Un projet à fort rendement touristique reste envisageable, mais suppose de viser des niches où les licences existent déjà (par exemple en rachetant un bien disposant d’une licence valide) ou des destinations moins saturées, tout en acceptant une gestion professionnelle pointue, des frais de conciergerie parfois élevés (18 à 25 % du chiffre d’affaires pour la gestion complète à la nuitée), et un environnement réglementaire susceptible d’évoluer.

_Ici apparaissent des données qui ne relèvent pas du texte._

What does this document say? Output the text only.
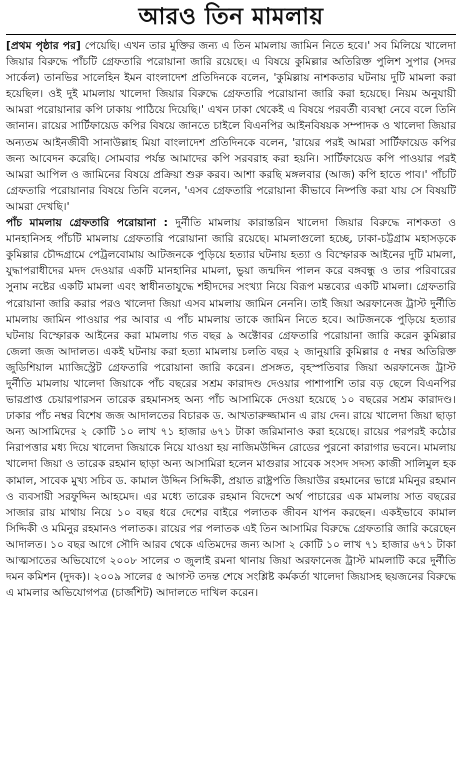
আরও তিন মামলায়

[প্রথম পৃষ্ঠার পর] পেয়েছি। এখন তার মুক্তির জন্য এ তিন মামলায় জামিন নিতে হবে।' সব মিলিয়ে খালেদা জিয়ার বিরুদ্ধে পাঁচটি গ্রেফতারি পরোয়ানা জারি রয়েছে। এ বিষয়ে কুমিল্লার অতিরিক্ত পুলিশ সুপার (সদর সার্কেল) তানভির সালেহিন ইমন বাংলাদেশ প্রতিদিনকে বলেন, 'কুমিল্লায় নাশকতার ঘটনায় দুটি মামলা করা হয়েছিল। ওই দুই মামলায় খালেদা জিয়ার বিরুদ্ধে গ্রেফতারি পরোয়ানা জারি করা হয়েছে। নিয়ম অনুযায়ী আমরা পরোয়ানার কপি ঢাকায় পাঠিয়ে দিয়েছি।' এখন ঢাকা থেকেই এ বিষয়ে পরবর্তী ব্যবস্থা নেবে বলে তিনি জানান। রায়ের সার্টিফায়েড কপির বিষয়ে জানতে চাইলে বিএনপির আইনবিষয়ক সম্পাদক ও খালেদা জিয়ার অন্যতম আইনজীবী সানাউল্লাহ মিয়া বাংলাদেশ প্রতিদিনকে বলেন, 'রায়ের পরই আমরা সার্টিফায়েড কপির জন্য আবেদন করেছি। সোমবার পর্যন্ত আমাদের কপি সরবরাহ করা হয়নি। সার্টিফায়েড কপি পাওয়ার পরই আমরা আপিল ও জামিনের বিষয়ে প্রক্রিয়া শুরু করব। আশা করছি মঙ্গলবার (আজ) কপি হাতে পাব।' পাঁচটি গ্রেফতারি পরোয়ানার বিষয়ে তিনি বলেন, 'এসব গ্রেফতারি পরোয়ানা কীভাবে নিষ্পত্তি করা যায় সে বিষয়টি আমরা দেখছি।'

পাঁচ মামলায় গ্রেফতারি পরোয়ানা : দুর্নীতি মামলায় কারান্তরিন খালেদা জিয়ার বিরুদ্ধে নাশকতা ও মানহানিসহ পাঁচটি মামলায় গ্রেফতারি পরোয়ানা জারি রয়েছে। মামলাগুলো হচ্ছে, ঢাকা-চট্টগ্রাম মহাসড়কে কুমিল্লার চৌদ্দগ্রামে পেট্রলবোমায় আটজনকে পুড়িয়ে হত্যার ঘটনায় হত্যা ও বিস্ফোরক আইনের দুটি মামলা, যুদ্ধাপরাধীদের মদদ দেওয়ার একটি মানহানির মামলা, ভুয়া জন্মদিন পালন করে বঙ্গবন্ধু ও তার পরিবারের সুনাম নষ্টের একটি মামলা এবং স্বাধীনতাযুদ্ধে শহীদদের সংখ্যা নিয়ে বিরূপ মন্তব্যের একটি মামলা। গ্রেফতারি পরোয়ানা জারি করার পরও খালেদা জিয়া এসব মামলায় জামিন নেননি। তাই জিয়া অরফানেজ ট্রাস্ট দুর্নীতি মামলায় জামিন পাওয়ার পর আবার এ পাঁচ মামলায় তাকে জামিন নিতে হবে। আটজনকে পুড়িয়ে হত্যার ঘটনায় বিস্ফোরক আইনের করা মামলায় গত বছর ৯ অক্টোবর গ্রেফতারি পরোয়ানা জারি করেন কুমিল্লার জেলা জজ আদালত। একই ঘটনায় করা হত্যা মামলায় চলতি বছর ২ জানুয়ারি কুমিল্লার ৫ নম্বর অতিরিক্ত জুডিশিয়াল ম্যাজিস্ট্রেট গ্রেফতারি পরোয়ানা জারি করেন। প্রসঙ্গত, বৃহস্পতিবার জিয়া অরফানেজ ট্রাস্ট দুর্নীতি মামলায় খালেদা জিয়াকে পাঁচ বছরের সশ্রম কারাদণ্ড দেওয়ার পাশাপাশি তার বড় ছেলে বিএনপির ভারপ্রাপ্ত চেয়ারপারসন তারেক রহমানসহ অন্য পাঁচ আসামিকে দেওয়া হয়েছে ১০ বছরের সশ্রম কারাদণ্ড। ঢাকার পাঁচ নম্বর বিশেষ জজ আদালতের বিচারক ড. আখতারুজ্জামান এ রায় দেন। রায়ে খালেদা জিয়া ছাড়া অন্য আসামিদের ২ কোটি ১০ লাখ ৭১ হাজার ৬৭১ টাকা জরিমানাও করা হয়েছে। রায়ের পরপরই কঠোর নিরাপত্তার মধ্য দিয়ে খালেদা জিয়াকে নিয়ে যাওয়া হয় নাজিমউদ্দিন রোডের পুরনো কারাগার ভবনে। মামলায় খালেদা জিয়া ও তারেক রহমান ছাড়া অন্য আসামিরা হলেন মাগুরার সাবেক সংসদ সদস্য কাজী সালিমুল হক কামাল, সাবেক মুখ্য সচিব ড. কামাল উদ্দিন সিদ্দিকী, প্রয়াত রাষ্ট্রপতি জিয়াউর রহমানের ভাগ্নে মমিনুর রহমান ও ব্যবসায়ী সরফুদ্দিন আহমেদ। এর মধ্যে তারেক রহমান বিদেশে অর্থ পাচারের এক মামলায় সাত বছরের সাজার রায় মাথায় নিয়ে ১০ বছর ধরে দেশের বাইরে পলাতক জীবন যাপন করছেন। একইভাবে কামাল সিদ্দিকী ও মমিনুর রহমানও পলাতক। রায়ের পর পলাতক এই তিন আসামির বিরুদ্ধে গ্রেফতারি জারি করেছেন আদালত। ১০ বছর আগে সৌদি আরব থেকে এতিমদের জন্য আসা ২ কোটি ১০ লাখ ৭১ হাজার ৬৭১ টাকা আত্মসাতের অভিযোগে ২০০৮ সালের ৩ জুলাই রমনা থানায় জিয়া অরফানেজ ট্রাস্ট মামলাটি করে দুর্নীতি দমন কমিশন (দুদক)। ২০০৯ সালের ৫ আগস্ট তদন্ত শেষে সংশ্লিষ্ট কর্মকর্তা খালেদা জিয়াসহ ছয়জনের বিরুদ্ধে এ মামলার অভিযোগপত্র (চার্জশিট) আদালতে দাখিল করেন।
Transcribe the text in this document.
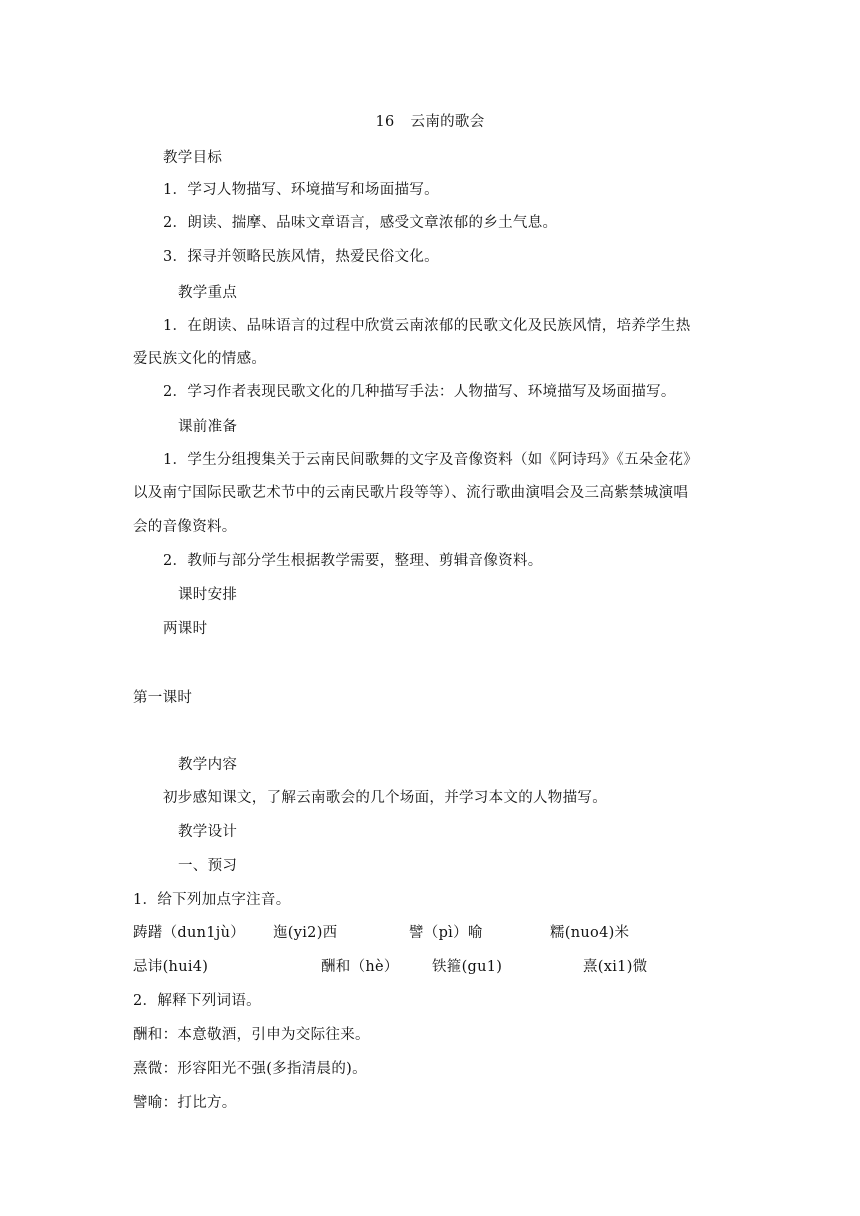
16 云南的歌会
教学目标
1．学习人物描写、环境描写和场面描写。
2．朗读、揣摩、品味文章语言，感受文章浓郁的乡土气息。
3．探寻并领略民族风情，热爱民俗文化。
教学重点
1．在朗读、品味语言的过程中欣赏云南浓郁的民歌文化及民族风情，培养学生热
爱民族文化的情感。
2．学习作者表现民歌文化的几种描写手法：人物描写、环境描写及场面描写。
课前准备
1．学生分组搜集关于云南民间歌舞的文字及音像资料（如《阿诗玛》《五朵金花》
以及南宁国际民歌艺术节中的云南民歌片段等等）、流行歌曲演唱会及三高紫禁城演唱
会的音像资料。
2．教师与部分学生根据教学需要，整理、剪辑音像资料。
课时安排
两课时
第一课时
教学内容
初步感知课文，了解云南歌会的几个场面，并学习本文的人物描写。
教学设计
一、预习
1．给下列加点字注音。
踌躇（dun1jù） 迤(yi2)西	譬（pì）喻	糯(nuo4)米
忌讳(hui4)	酬和（hè） 铁箍(gu1)	熹(xi1)微
2．解释下列词语。
酬和：本意敬酒，引申为交际往来。
熹微：形容阳光不强(多指清晨的)。
譬喻：打比方。
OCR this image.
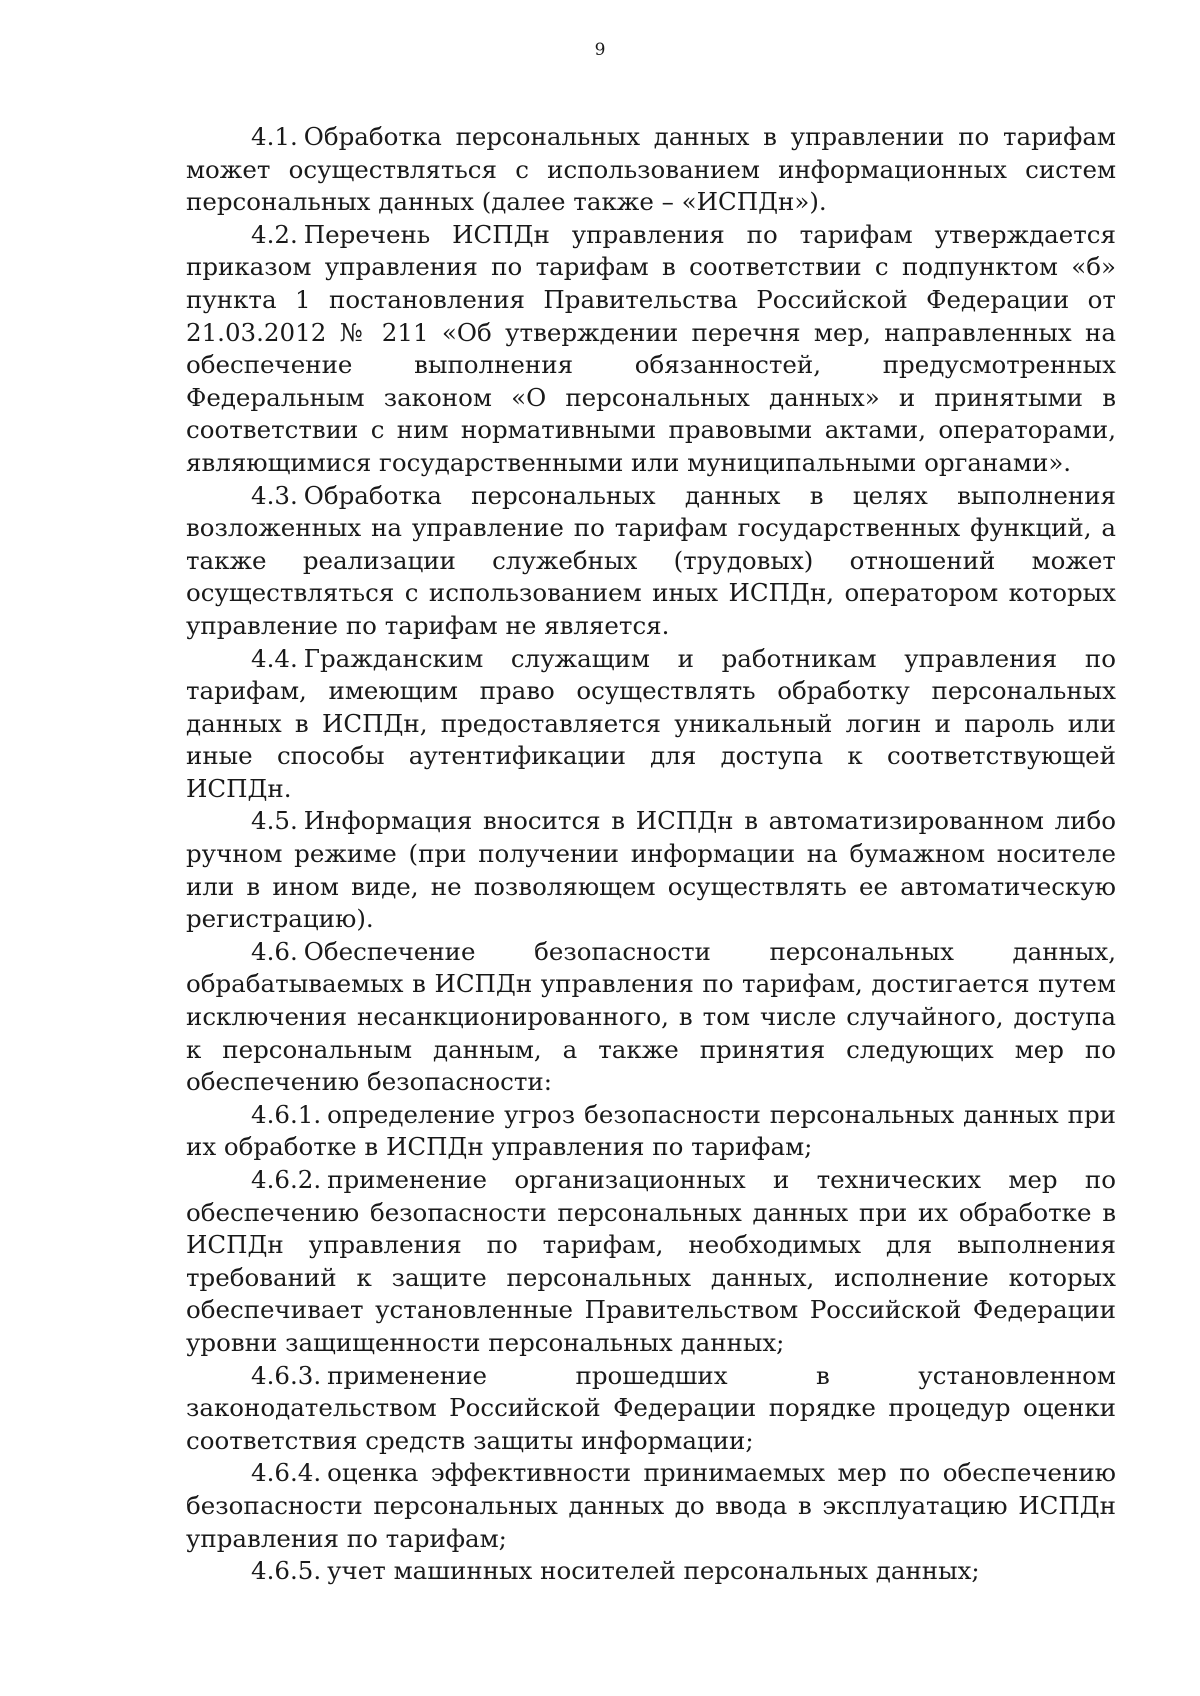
9

4.1. Обработка персональных данных в управлении по тарифам может осуществляться с использованием информационных систем персональных данных (далее также – «ИСПДн»).

4.2. Перечень ИСПДн управления по тарифам утверждается приказом управления по тарифам в соответствии с подпунктом «б» пункта 1 постановления Правительства Российской Федерации от 21.03.2012 № 211 «Об утверждении перечня мер, направленных на обеспечение выполнения обязанностей, предусмотренных Федеральным законом «О персональных данных» и принятыми в соответствии с ним нормативными правовыми актами, операторами, являющимися государственными или муниципальными органами».

4.3. Обработка персональных данных в целях выполнения возложенных на управление по тарифам государственных функций, а также реализации служебных (трудовых) отношений может осуществляться с использованием иных ИСПДн, оператором которых управление по тарифам не является.

4.4. Гражданским служащим и работникам управления по тарифам, имеющим право осуществлять обработку персональных данных в ИСПДн, предоставляется уникальный логин и пароль или иные способы аутентификации для доступа к соответствующей ИСПДн.

4.5. Информация вносится в ИСПДн в автоматизированном либо ручном режиме (при получении информации на бумажном носителе или в ином виде, не позволяющем осуществлять ее автоматическую регистрацию).

4.6. Обеспечение безопасности персональных данных, обрабатываемых в ИСПДн управления по тарифам, достигается путем исключения несанкционированного, в том числе случайного, доступа к персональным данным, а также принятия следующих мер по обеспечению безопасности:

4.6.1. определение угроз безопасности персональных данных при их обработке в ИСПДн управления по тарифам;

4.6.2. применение организационных и технических мер по обеспечению безопасности персональных данных при их обработке в ИСПДн управления по тарифам, необходимых для выполнения требований к защите персональных данных, исполнение которых обеспечивает установленные Правительством Российской Федерации уровни защищенности персональных данных;

4.6.3. применение прошедших в установленном законодательством Российской Федерации порядке процедур оценки соответствия средств защиты информации;

4.6.4. оценка эффективности принимаемых мер по обеспечению безопасности персональных данных до ввода в эксплуатацию ИСПДн управления по тарифам;

4.6.5. учет машинных носителей персональных данных;
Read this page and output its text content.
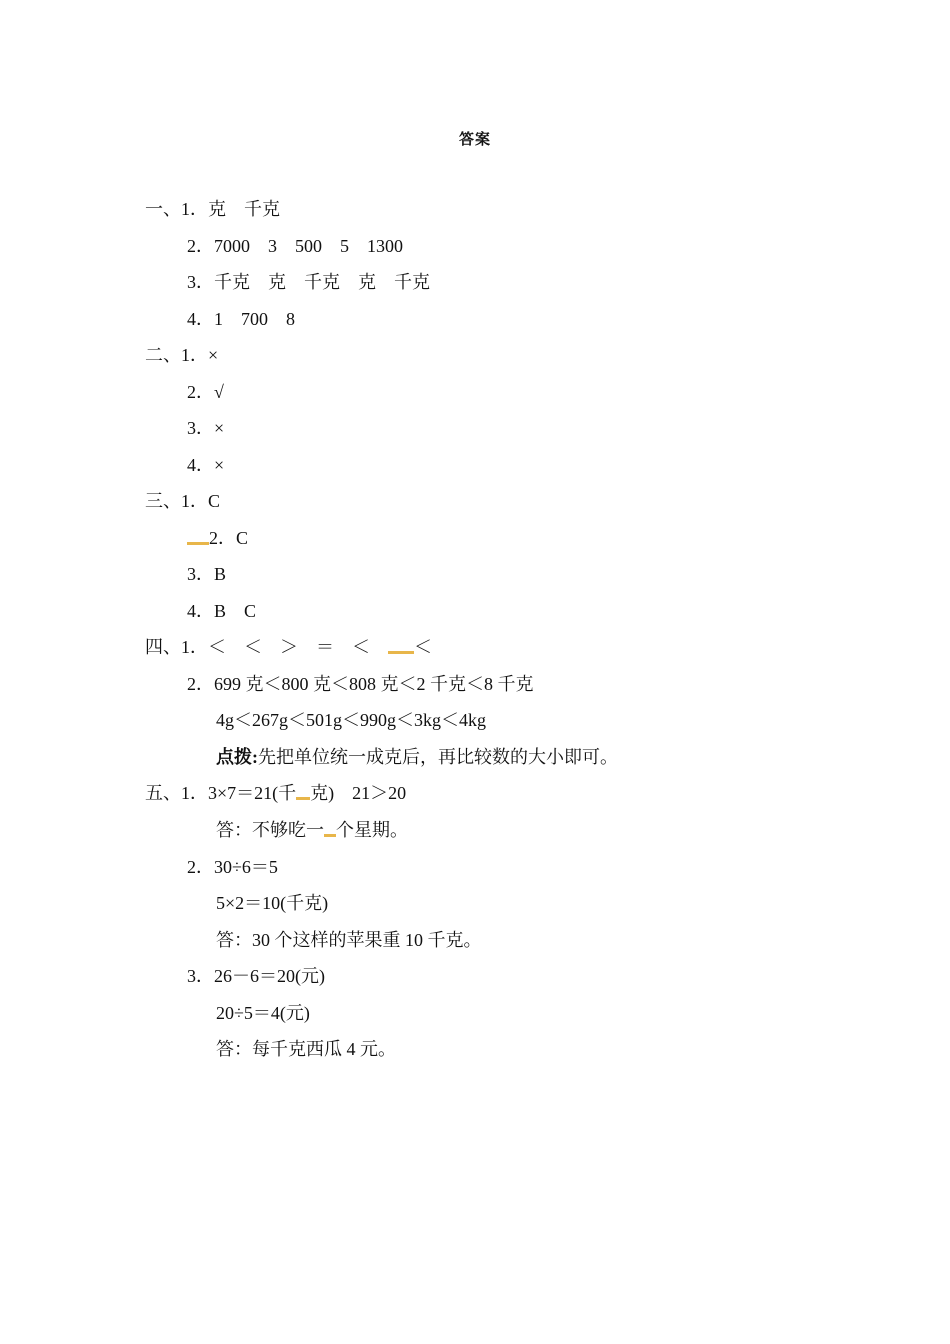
答案
一、1．克　千克
2．7000　3　500　5　1300
3．千克　克　千克　克　千克
4．1　700　8
二、1．×
2．√
3．×
4．×
三、1．C
2．C
3．B
4．B　C
四、1．＜　＜　＞　＝　＜　＜
2．699 克＜800 克＜808 克＜2 千克＜8 千克
4g＜267g＜501g＜990g＜3kg＜4kg
点拨:先把单位统一成克后，再比较数的大小即可。
五、1．3×7＝21(千 克)　21＞20
答：不够吃一 个星期。
2．30÷6＝5
5×2＝10(千克)
答：30 个这样的苹果重 10 千克。
3．26－6＝20(元)
20÷5＝4(元)
答：每千克西瓜 4 元。
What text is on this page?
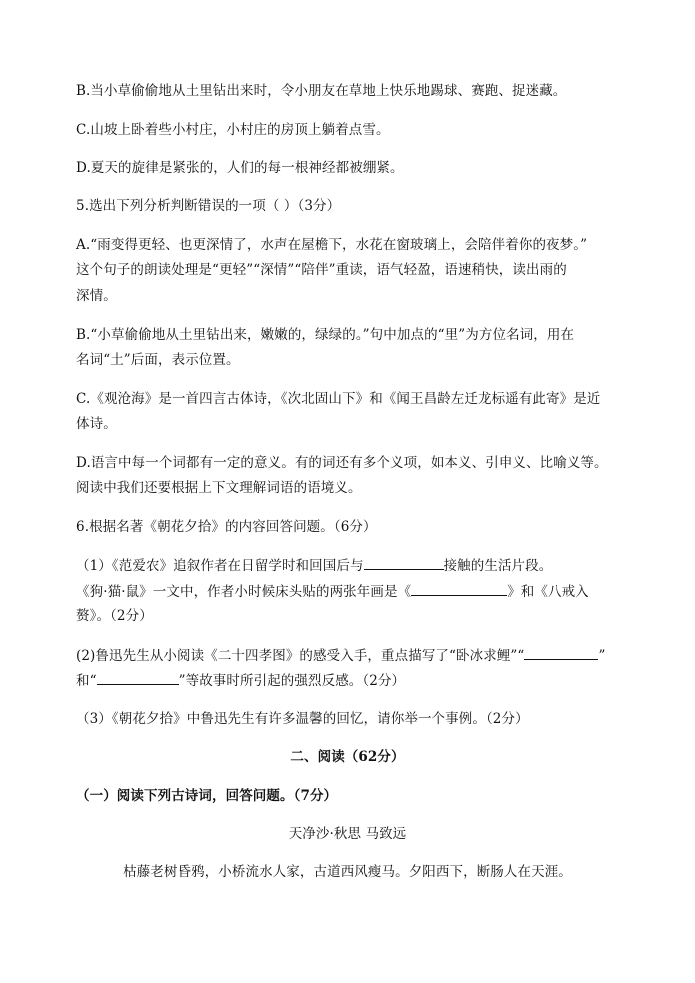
B.当小草偷偷地从土里钻出来时，令小朋友在草地上快乐地踢球、赛跑、捉迷藏。
C.山坡上卧着些小村庄，小村庄的房顶上躺着点雪。
D.夏天的旋律是紧张的，人们的每一根神经都被绷紧。
5.选出下列分析判断错误的一项（ ）（3分）
A.“雨变得更轻、也更深情了，水声在屋檐下，水花在窗玻璃上，会陪伴着你的夜梦。”
这个句子的朗读处理是“更轻”“深情”“陪伴”重读，语气轻盈，语速稍快，读出雨的
深情。
B.“小草偷偷地从土里钻出来，嫩嫩的，绿绿的。”句中加点的“里”为方位名词，用在
名词“土”后面，表示位置。
C.《观沧海》是一首四言古体诗，《次北固山下》和《闻王昌龄左迁龙标遥有此寄》是近
体诗。
D.语言中每一个词都有一定的意义。有的词还有多个义项，如本义、引申义、比喻义等。
阅读中我们还要根据上下文理解词语的语境义。
6.根据名著《朝花夕拾》的内容回答问题。（6分）
（1）《范爱农》追叙作者在日留学时和回国后与	接触的生活片段。
《狗·猫·鼠》一文中，作者小时候床头贴的两张年画是《	》和《八戒入
赘》。（2分）
(2)鲁迅先生从小阅读《二十四孝图》的感受入手，重点描写了“卧冰求鲤”“	”
和“	”等故事时所引起的强烈反感。（2分）
（3）《朝花夕拾》中鲁迅先生有许多温馨的回忆，请你举一个事例。（2分）
二、阅读（62分）
（一）阅读下列古诗词，回答问题。（7分）
天净沙·秋思 马致远
枯藤老树昏鸦，小桥流水人家，古道西风瘦马。夕阳西下，断肠人在天涯。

Pour une gestion financière efficace, il est crucial de prévoir les flux de trésorerie en tenant compte des coûts réels : frais d’achat, charges annuelles, fiscalité locale et internationale, et coût du crédit. Évitez de vous baser uniquement sur des scénarios optimistes de rentabilité brute.
Pour un Français en 2026, investir en immobilier en Espagne reste une option solide, à condition de la considérer pour ce qu’elle est désormais : un placement dans un marché arrivé à maturité, encadré juridiquement, où les perspectives de hausse restent favorables mais plus raisonnables, et où la qualité de l’accompagnement juridique, fiscal et bancaire fait la différence entre une belle opération patrimoniale et une aventure chaotique. Le soleil, lui, continue d’être gratuit — mais il ne doit pas éblouir au point de faire oublier la rigueur des chiffres et des textes.